The Devon refers to a temporal portion of Earth's history, which began about 419 million years ago and lasted about 58 million years. It is divided into three series by scientists with the Lower Devonian, the Middle Devonian and the Upper Devonian, each of which has several levels. The name of this era was coined by the two British scientists Adam Sedgwick and Roderick Murchison in the first half of the 19th century and is derived from the name of the Devonian county of Devon. There, deposits of rocks from the Devonian era were first uncovered and scientifically studied. The Devon is characterized by an increasing colonization of the land mass by plants and animals as well as a gradual disintegration of the large continents.


The climatic conditions that prevailed in the Devon were characterized mainly by warm, in many regions even tropical to dry and hot temperatures. Traces of large-scale icing are almost completely absent from Devonian times, suggesting that the temperature differences were significantly lower than in previous epochs and also compared to today. However, some glaciers could form in the polar regions, since at least on the south pole lower temperatures prevailed.


Due to the largely tropical climate, many new reefs have sprung up since the beginning of the Devon, many of which today bear witness to reef limestones and sediments in Central Europe and North Africa as well as in North America. Evaporites such as rock salt and gypsum indicate that the dry climate in the Devon also led to the rapid evaporation of some flat seas in whose waters the dissolved mineral salts and ions were contained.
In the Lower Devon, the land masses, as in the Ordovician and Silurians, although largely distributed to the southern Gondwana and the northern Laurasia, yet it came in this era gradually to a disintegration of these large continents. Especially Gondwana slowly began to split, as tectonic processes led to the formation of moats, Antarctica and Africa slowly divided. Many mainland areas inside were flooded and brought with it a separation of North America from Africa. In Europe, the areas of present-day Great Britain and Scandinavia and parts of northern Germany stood out from the sea, while today's central Germany, Poland, Ukraine and other Eastern European countries were completely flooded.

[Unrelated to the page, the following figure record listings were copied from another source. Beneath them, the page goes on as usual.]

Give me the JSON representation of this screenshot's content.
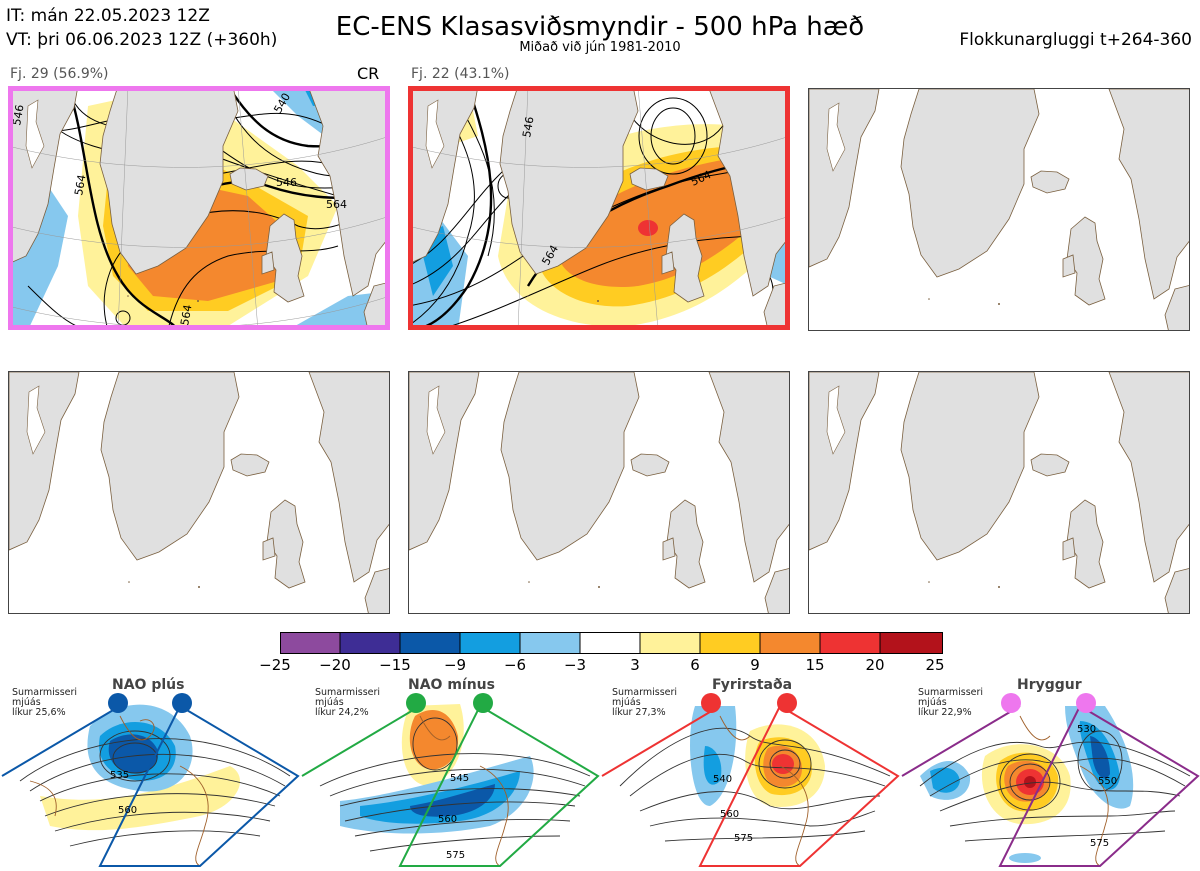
{
  "header": {
    "it_line": "IT: mán 22.05.2023 12Z",
    "vt_line": "VT: þri 06.06.2023 12Z  (+360h)",
    "title": "EC-ENS Klasasviðsmyndir - 500 hPa hæð",
    "subtitle": "Miðað við jún 1981-2010",
    "window": "Flokkunargluggi t+264-360"
  },
  "clusters": [
    {
      "label": "Fj. 29 (56.9%)",
      "regime_code": "CR",
      "frame_color": "#ee77ee",
      "contour_labels": [
        "546",
        "564",
        "540",
        "564",
        "546",
        "564"
      ]
    },
    {
      "label": "Fj. 22 (43.1%)",
      "frame_color": "#ee3333",
      "contour_labels": [
        "546",
        "564",
        "564"
      ]
    }
  ],
  "colorbar": {
    "ticks": [
      "−25",
      "−20",
      "−15",
      "−9",
      "−6",
      "−3",
      "3",
      "6",
      "9",
      "15",
      "20",
      "25"
    ],
    "colors": [
      "#8d4a9e",
      "#3e2d95",
      "#0b58a8",
      "#139ee0",
      "#86c8ee",
      "#ffffff",
      "#fff29a",
      "#ffcc22",
      "#f4882e",
      "#ee3333",
      "#b3121b"
    ]
  },
  "regimes": [
    {
      "name": "NAO plús",
      "season": "Sumarmisseri",
      "smooth": "mjúás",
      "prob": "líkur 25,6%",
      "color": "#0b58a8",
      "contour_labels": [
        "535",
        "560"
      ]
    },
    {
      "name": "NAO mínus",
      "season": "Sumarmisseri",
      "smooth": "mjúás",
      "prob": "líkur 24,2%",
      "color": "#22aa44",
      "contour_labels": [
        "545",
        "560",
        "575"
      ]
    },
    {
      "name": "Fyrirstaða",
      "season": "Sumarmisseri",
      "smooth": "mjúás",
      "prob": "líkur 27,3%",
      "color": "#ee3333",
      "contour_labels": [
        "540",
        "560",
        "575"
      ]
    },
    {
      "name": "Hryggur",
      "season": "Sumarmisseri",
      "smooth": "mjúás",
      "prob": "líkur 22,9%",
      "color": "#ee77ee",
      "contour_labels": [
        "530",
        "550",
        "575"
      ]
    }
  ]
}
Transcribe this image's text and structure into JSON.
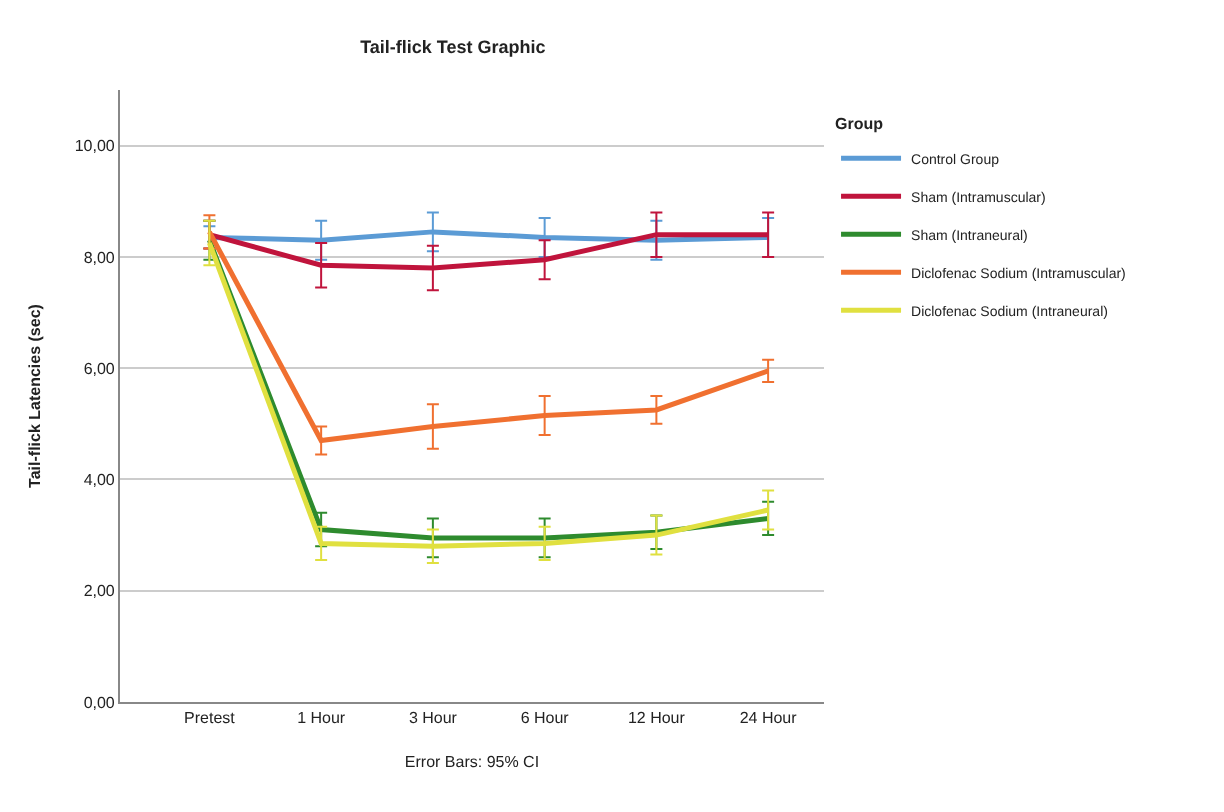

Flora and Fauna (plants and animals):

The Devon is significantly influenced by the conquest of the mainland by animals and plants, which developed rapidly in this epoch. Initially, the group of fish, both the jawless, bone-armored species, and the archetypes and sharks counted as an explosion of radiation. The freshwater was increasingly inhabited by the group of Crossopterygians, which today are considered the link in the development of fish to amphibians. In the upper Devon, finally, the first amphibians such as Ursalamander spread to the land masses. Even wingless insects and scorpions spread rapidly in the late Devon on the land masses. Connected with this, the land plants continued to develop. Towards the end of this era, the ancestors of the conifers and the first seed plants had already appeared. Until then, the primeval ferns had already spread across the continents and dominated the landscapes. Since there were no larger herbivorous animals in Devon, the species were able to evolve rapidly and spread on the earth. Towards the end of the Devon came to a mass extinction, but mainly affected species among the marine life.